Can a Virtual Assistant damage your organization’s image?
A simple idea like “Virtual Assistant’s (VAs) do have an impact on the users’ perception about the organization that they represent” should suffice to prompt a tight collaboration between business owners and service providers. When an organization cares enough about customers’ feedback as to invest money, time and effort in order to improve satisfaction levels via additional channels like VAs, then one might think that they will try to meet best quality standards by getting actively involved in the product’s development process inasmuch as possible. Once the final product is released, it belongs to customers.
The truth about users’ stories is that, however positive or negative their experiences may be, these will spread on the Internet without control. In fact, customers’ opinions on poor performance may impact heavily on the lifespan of web applications, especially VAs.
For those users with very specific needs, interacting with VAs whose “small talk” strategies are limited (or out of the scope of the conversation) can be acceptable to a certain degree, as long as major requests are solved somehow. This scenario can be very well exemplified by Sarah, Royal Mail’s online VA.
• Royal Mail’s Sarah
• Release date: June 2008
• Platform: Web (Royal Mail’s website)
• Country: UK
Sarah provides information on Royal Mail’s online services in a fairly effective way, and this should be enough for consumers to perceive her as intelligent. However, the experience of starting a personal conversation with her can be compared to trying to get Google’s search engine answer questions like “What’s your name?”, “How old are you?”, “Are you married?”, etc. One is never going to succeed. But of course, the difference is, users all over the world know that Google is indeed a search engine; what’s deceiving about Sarah is that she is an embodied agent, with a human-like appearance and a name of her own, and, as such, one would expect her to be aware of these – otherwise obvious – personal details.

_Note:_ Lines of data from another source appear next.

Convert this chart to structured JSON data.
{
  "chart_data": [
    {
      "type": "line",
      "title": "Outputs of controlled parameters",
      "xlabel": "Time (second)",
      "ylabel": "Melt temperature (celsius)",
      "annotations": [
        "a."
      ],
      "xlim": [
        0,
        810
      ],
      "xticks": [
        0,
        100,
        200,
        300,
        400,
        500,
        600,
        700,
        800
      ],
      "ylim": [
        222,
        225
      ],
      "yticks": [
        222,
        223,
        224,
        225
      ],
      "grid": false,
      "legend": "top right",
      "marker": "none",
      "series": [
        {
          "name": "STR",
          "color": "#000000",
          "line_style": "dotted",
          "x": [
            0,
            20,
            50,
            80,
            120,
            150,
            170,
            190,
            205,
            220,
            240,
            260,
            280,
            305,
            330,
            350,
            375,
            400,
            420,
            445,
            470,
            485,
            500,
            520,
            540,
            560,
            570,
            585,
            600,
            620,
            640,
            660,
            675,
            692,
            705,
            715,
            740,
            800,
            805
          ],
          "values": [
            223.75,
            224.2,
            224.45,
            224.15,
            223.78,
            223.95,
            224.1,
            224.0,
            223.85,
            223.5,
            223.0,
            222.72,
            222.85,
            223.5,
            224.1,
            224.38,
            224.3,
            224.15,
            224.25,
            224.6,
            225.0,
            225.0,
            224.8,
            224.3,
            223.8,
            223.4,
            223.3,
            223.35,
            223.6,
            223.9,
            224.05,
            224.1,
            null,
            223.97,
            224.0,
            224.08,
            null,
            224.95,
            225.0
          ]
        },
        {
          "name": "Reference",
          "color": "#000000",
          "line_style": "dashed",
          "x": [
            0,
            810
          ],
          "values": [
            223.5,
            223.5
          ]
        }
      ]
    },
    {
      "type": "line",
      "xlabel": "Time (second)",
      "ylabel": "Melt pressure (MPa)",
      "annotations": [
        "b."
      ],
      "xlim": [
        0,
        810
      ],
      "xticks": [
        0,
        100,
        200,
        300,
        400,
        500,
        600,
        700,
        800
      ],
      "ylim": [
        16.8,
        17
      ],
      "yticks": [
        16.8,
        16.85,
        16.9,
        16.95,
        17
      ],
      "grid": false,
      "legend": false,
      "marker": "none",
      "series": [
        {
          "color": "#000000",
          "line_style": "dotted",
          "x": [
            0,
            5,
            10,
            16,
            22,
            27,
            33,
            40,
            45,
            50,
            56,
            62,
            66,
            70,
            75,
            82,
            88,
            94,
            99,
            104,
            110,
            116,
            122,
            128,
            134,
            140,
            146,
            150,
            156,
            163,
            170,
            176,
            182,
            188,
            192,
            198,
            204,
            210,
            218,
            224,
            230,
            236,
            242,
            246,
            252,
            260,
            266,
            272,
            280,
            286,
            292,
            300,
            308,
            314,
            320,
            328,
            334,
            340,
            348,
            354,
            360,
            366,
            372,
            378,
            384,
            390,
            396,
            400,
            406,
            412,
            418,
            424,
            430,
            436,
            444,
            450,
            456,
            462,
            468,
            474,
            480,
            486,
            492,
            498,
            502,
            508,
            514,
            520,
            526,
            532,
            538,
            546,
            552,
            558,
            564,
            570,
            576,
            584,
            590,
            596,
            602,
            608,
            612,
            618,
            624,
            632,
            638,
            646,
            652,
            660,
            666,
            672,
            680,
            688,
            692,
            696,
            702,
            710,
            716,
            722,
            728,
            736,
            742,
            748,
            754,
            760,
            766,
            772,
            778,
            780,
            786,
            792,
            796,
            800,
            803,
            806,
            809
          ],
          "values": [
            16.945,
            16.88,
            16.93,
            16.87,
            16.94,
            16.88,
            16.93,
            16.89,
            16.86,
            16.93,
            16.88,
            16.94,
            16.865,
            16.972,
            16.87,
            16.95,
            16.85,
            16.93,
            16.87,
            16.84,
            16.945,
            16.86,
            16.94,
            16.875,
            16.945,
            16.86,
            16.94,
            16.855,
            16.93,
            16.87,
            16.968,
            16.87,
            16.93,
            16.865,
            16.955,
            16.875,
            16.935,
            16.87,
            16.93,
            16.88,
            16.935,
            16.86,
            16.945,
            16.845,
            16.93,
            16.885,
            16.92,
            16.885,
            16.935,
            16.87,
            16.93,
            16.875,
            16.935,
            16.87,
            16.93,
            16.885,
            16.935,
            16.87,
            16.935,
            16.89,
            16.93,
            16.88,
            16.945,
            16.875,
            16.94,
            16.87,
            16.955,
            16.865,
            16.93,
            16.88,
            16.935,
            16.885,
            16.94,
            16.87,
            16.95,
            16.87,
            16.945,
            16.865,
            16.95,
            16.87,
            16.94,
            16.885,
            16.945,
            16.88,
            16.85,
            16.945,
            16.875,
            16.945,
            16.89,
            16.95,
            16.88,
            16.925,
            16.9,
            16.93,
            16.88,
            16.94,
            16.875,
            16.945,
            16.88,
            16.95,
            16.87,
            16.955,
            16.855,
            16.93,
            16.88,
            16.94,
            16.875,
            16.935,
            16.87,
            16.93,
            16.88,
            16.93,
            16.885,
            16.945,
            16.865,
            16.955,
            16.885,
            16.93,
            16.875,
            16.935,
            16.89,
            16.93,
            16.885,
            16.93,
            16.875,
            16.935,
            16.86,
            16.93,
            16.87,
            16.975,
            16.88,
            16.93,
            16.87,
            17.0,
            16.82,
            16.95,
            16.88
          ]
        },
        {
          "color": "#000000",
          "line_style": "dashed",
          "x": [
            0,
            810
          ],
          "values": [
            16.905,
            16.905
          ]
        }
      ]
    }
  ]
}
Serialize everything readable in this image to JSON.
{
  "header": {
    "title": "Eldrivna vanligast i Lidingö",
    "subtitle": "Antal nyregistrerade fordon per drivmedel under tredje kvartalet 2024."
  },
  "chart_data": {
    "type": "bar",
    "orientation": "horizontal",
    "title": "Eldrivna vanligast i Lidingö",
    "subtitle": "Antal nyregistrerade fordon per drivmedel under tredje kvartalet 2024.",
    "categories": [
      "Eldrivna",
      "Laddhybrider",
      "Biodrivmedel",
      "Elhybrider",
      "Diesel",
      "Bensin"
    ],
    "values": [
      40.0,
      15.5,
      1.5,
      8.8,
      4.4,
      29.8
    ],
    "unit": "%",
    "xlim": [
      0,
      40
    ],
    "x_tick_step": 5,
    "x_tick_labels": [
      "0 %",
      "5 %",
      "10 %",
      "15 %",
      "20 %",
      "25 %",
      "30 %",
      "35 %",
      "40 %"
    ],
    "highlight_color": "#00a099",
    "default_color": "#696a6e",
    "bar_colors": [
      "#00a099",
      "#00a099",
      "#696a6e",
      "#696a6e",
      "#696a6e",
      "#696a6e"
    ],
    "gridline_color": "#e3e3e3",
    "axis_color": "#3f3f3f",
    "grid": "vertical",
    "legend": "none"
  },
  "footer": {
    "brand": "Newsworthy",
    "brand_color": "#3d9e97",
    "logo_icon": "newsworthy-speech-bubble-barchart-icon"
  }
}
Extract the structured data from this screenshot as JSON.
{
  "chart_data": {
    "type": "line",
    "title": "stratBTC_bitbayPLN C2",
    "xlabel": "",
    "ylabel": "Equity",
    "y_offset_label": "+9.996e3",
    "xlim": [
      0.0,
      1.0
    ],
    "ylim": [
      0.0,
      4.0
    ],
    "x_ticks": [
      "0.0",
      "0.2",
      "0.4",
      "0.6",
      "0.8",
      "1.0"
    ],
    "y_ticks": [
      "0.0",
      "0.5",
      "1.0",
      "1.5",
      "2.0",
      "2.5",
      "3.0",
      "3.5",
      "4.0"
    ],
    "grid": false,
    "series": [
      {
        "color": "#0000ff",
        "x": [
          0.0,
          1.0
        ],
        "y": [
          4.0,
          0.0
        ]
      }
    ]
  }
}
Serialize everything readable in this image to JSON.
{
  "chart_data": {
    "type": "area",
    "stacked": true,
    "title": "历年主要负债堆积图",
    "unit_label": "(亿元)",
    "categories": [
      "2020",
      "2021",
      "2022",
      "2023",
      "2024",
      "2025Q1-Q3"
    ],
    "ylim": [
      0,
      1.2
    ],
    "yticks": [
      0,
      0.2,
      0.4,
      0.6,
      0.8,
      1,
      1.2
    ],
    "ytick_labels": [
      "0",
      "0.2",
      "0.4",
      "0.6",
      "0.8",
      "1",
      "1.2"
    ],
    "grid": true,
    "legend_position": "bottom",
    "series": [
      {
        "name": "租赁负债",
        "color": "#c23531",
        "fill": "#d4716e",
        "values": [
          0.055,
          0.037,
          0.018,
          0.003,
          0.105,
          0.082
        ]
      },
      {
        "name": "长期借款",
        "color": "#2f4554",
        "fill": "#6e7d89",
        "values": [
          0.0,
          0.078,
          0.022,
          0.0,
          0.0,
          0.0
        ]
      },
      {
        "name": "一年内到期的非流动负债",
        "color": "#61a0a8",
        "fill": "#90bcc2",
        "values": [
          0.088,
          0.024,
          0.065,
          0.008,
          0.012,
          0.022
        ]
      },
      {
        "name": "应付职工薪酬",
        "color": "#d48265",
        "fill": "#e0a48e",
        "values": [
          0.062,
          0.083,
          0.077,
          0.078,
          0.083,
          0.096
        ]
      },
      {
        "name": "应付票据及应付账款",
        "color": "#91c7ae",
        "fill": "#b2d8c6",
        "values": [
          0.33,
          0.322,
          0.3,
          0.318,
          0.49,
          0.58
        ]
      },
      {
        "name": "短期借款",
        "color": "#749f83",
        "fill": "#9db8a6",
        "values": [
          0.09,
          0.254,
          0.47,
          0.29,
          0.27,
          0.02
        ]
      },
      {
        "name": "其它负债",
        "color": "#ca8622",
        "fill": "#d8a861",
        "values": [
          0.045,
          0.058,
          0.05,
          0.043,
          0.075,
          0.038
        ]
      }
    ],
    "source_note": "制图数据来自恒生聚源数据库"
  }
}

As a step further, though, what may not be as acceptable is any VA showing little or absolutely no command of the areas supposedly comprising its expertise. When something like this is observed in a VA, users’ comments, assessments and sample (negative) dialogues will most likely start spreading on the Internet right away. Lucía, an MSN chatbot associated to the Andalusian Tourism Board in Spain, failed to offer quality information on areas that she claimed to know in her welcome message.
• “Andalucía en tu Messenger” (Andalusia via Messenger)’s Lucía
• Release date: July 2008
• Country: Spain
• Platform: Windows Live Messenger (email@example.com)
When asked about beach recommendations for Almería, she would prompt the user to be a bit more specific about the geographical area, just to end up ignoring his/her information with a senseless remark like: “I don’t know anything about that, but let’s talk about Andalucia!”
• Lucia: Conozco muchas (107) playas en Almería. Filtra más por favor.
• User : Mojácar
• Lucia: Oye, de eso no sé nada, ¡pero de Andalucía sé mucho!
Finally, at the other end of users’ acceptability scale (exemplifying what’s not acceptable at all) would be VAs providing misleading information, especially with such complex topics as health, drugs, sexuality and STDs. This is exactly what Dr. Robin (MSN chatbot for the Ministry of Health, Spain) had been doing for not even one week before the Ministry itself decided to discontinue its service.
• Ministry of Health’s Dr. Robin
• Release date: January 2008
• Country: Spain
• Platform: Windows Live Messenger (firstname.lastname@example.org)
Dr. Robin, whose target audience was teenagers, provided misleading information on homosexuality, pregnancy and alcohol, so, after overt parents’ complaints, expressed in many different forums, most of its knowledge was discarded, and it ended up providing real basic information on minor health issues.
In many cases, then, succeeding is not a matter of standing out; but a question of not under-performing. Optimizing a VA’s performance is a collaborative process: organizations and product developers should get involved in an iterative process that includes knowledge structuring, Quality Assurance standards, acceptance tests, etc. Once online, VAs’ overall quality will be measured by customers and it is precisely these customers who will evaluate the organization and its image in the end.
Therefore… please get actively involved in your VA’s coming to birth. You might regret not doing so!